There were still one-room schools when Jim was growing up. “I went to school in Pikes Peak. At Van Buren our graduating classes varied between eleven and seventeen, give or take. In a way I think there were some advantages to the old one-room schools. You were sitting in the room with the first through the fourth grade so when you were in the first grade you got to pick up on the things the fourth grade was learning. But consolidation probably works out a lot better,” he allows. “You can offer so much more to the kids that way. Brown County was the first county to reorganize into a county-wide school system. It’s been a consolidated school system for close to sixty years.”

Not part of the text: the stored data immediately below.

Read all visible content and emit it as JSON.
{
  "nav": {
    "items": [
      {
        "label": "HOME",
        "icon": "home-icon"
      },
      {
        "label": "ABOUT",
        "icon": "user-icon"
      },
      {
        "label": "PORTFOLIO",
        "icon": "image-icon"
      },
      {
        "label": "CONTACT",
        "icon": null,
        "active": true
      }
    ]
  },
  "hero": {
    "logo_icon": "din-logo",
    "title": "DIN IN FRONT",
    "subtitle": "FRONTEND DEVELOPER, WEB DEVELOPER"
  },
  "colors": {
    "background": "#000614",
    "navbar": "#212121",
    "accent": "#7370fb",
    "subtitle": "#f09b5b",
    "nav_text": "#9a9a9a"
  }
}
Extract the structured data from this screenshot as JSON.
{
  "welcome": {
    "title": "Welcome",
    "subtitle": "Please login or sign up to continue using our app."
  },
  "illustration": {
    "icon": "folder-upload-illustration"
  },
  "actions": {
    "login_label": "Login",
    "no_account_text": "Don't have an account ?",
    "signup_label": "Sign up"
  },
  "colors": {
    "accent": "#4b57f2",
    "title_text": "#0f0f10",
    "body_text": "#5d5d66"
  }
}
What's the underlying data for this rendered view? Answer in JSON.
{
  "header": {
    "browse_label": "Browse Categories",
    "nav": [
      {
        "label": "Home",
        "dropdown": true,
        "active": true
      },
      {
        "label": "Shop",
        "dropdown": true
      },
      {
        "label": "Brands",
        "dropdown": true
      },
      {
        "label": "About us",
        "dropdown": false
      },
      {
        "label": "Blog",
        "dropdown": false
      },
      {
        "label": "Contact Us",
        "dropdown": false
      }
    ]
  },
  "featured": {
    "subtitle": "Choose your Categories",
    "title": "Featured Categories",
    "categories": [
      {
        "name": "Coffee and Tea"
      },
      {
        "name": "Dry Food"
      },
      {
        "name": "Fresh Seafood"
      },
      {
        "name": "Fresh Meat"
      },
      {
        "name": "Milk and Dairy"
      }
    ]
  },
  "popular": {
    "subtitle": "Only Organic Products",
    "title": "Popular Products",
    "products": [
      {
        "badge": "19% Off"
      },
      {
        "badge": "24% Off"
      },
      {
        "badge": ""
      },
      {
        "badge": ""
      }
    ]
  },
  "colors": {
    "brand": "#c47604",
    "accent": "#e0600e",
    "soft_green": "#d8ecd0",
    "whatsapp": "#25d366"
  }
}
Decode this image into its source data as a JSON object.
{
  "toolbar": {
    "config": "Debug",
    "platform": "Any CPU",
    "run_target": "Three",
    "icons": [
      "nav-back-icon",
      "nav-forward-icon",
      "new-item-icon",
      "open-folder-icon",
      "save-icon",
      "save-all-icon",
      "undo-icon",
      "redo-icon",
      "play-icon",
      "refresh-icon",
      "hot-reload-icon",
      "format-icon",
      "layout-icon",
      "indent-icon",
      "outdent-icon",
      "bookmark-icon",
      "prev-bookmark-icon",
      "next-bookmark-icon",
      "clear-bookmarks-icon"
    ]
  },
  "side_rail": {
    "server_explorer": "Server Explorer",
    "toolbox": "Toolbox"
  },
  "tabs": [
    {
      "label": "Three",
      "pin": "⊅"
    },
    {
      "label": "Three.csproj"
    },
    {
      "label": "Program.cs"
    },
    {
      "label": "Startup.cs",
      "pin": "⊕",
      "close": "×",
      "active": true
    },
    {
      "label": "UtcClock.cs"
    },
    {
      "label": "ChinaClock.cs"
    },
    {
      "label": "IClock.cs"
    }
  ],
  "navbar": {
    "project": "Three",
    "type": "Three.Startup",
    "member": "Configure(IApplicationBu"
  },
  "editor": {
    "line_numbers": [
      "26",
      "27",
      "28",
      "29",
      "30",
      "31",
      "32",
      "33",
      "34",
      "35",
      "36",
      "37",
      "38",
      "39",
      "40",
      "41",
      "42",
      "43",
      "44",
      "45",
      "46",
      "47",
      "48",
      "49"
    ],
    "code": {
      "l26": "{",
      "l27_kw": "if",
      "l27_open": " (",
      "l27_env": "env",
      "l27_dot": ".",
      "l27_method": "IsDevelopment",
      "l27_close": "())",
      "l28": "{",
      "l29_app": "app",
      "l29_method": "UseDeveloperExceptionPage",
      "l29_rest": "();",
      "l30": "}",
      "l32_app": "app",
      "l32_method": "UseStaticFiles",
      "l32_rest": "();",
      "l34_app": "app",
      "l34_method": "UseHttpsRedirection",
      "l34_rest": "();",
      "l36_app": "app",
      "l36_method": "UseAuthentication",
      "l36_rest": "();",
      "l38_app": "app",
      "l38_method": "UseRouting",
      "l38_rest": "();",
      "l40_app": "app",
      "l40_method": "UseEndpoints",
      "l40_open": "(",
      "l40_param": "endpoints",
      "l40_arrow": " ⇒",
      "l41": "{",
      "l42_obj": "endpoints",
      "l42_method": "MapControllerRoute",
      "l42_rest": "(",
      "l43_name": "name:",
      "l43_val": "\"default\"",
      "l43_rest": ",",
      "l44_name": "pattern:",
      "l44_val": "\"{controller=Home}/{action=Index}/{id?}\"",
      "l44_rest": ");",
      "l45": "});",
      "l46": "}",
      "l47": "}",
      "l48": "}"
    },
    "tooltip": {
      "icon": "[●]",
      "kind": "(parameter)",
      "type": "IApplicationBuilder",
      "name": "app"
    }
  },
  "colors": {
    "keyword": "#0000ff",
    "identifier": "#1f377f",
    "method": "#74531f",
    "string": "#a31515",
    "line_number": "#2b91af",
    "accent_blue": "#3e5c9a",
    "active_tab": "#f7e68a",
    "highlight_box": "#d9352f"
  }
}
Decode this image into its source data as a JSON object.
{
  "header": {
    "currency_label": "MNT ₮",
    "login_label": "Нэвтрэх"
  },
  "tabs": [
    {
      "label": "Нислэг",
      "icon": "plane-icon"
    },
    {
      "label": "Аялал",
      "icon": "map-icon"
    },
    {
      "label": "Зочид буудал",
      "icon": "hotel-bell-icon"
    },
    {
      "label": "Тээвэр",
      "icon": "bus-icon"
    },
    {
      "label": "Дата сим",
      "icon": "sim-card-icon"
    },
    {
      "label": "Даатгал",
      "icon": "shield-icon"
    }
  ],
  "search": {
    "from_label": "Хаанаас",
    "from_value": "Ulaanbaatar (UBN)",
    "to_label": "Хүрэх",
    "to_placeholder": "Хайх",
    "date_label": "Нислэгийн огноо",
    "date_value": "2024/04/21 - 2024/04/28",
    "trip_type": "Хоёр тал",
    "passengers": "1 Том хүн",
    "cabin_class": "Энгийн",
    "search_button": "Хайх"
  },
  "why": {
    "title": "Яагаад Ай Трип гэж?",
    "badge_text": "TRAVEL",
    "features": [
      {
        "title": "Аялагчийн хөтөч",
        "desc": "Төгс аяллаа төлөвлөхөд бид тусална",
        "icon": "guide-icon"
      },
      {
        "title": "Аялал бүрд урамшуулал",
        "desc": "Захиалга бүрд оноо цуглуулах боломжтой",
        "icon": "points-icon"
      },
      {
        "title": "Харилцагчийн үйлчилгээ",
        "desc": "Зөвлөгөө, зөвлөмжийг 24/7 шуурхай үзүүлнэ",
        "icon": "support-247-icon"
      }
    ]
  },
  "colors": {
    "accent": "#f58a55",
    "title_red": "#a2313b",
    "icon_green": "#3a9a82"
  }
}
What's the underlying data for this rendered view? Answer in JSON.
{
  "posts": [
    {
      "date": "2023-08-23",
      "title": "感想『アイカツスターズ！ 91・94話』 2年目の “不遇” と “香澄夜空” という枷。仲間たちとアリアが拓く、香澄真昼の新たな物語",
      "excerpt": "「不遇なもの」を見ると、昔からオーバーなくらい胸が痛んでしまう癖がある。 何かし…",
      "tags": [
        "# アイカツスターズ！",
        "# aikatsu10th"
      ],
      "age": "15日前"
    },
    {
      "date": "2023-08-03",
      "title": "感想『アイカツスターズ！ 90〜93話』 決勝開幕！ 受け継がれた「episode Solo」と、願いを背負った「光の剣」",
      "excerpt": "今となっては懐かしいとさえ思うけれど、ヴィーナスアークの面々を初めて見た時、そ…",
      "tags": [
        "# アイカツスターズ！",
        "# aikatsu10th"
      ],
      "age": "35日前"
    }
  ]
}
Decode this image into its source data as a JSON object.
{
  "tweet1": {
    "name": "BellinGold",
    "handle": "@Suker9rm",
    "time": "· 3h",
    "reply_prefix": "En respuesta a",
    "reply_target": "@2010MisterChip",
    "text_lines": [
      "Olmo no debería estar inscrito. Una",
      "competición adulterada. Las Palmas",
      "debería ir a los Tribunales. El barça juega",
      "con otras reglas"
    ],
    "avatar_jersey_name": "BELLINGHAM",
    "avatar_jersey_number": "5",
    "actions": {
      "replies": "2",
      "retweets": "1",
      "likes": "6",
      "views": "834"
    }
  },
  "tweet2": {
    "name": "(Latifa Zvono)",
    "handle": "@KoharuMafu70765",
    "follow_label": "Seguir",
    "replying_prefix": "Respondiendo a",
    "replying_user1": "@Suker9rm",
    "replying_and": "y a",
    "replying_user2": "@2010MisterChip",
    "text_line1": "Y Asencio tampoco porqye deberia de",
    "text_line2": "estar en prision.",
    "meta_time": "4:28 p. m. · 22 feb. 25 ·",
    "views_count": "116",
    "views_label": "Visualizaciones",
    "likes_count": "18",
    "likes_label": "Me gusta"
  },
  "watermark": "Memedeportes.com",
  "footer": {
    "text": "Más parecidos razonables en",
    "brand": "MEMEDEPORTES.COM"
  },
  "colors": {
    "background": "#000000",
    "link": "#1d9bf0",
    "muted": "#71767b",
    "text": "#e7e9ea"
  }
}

Gredy taught social studies at Brown County High School for 25 years. “I retired early from that and farmed for a few years. At one time I had eighty or ninety head of sheep. That meant a hundred to two hundred lambs every spring to work with so that kept me busy. Eventually I got out for a couple of different reasons and then I was county commissioner for eight years. I guess the voters got tired of me and they retired me again,” he laughs. “I stay up on it a little bit, what’s going on,” he continues, “but anymore I don’t miss it at all.”

County commissioners take care of county property, buildings, roads, and bridges. Ordinances go through the commissioners to be effective. “It wasn’t a full time job but it was just busy enough. It ties you down. The phone was ringing all the time.

“Now I jump out of my chair if the phone rings.”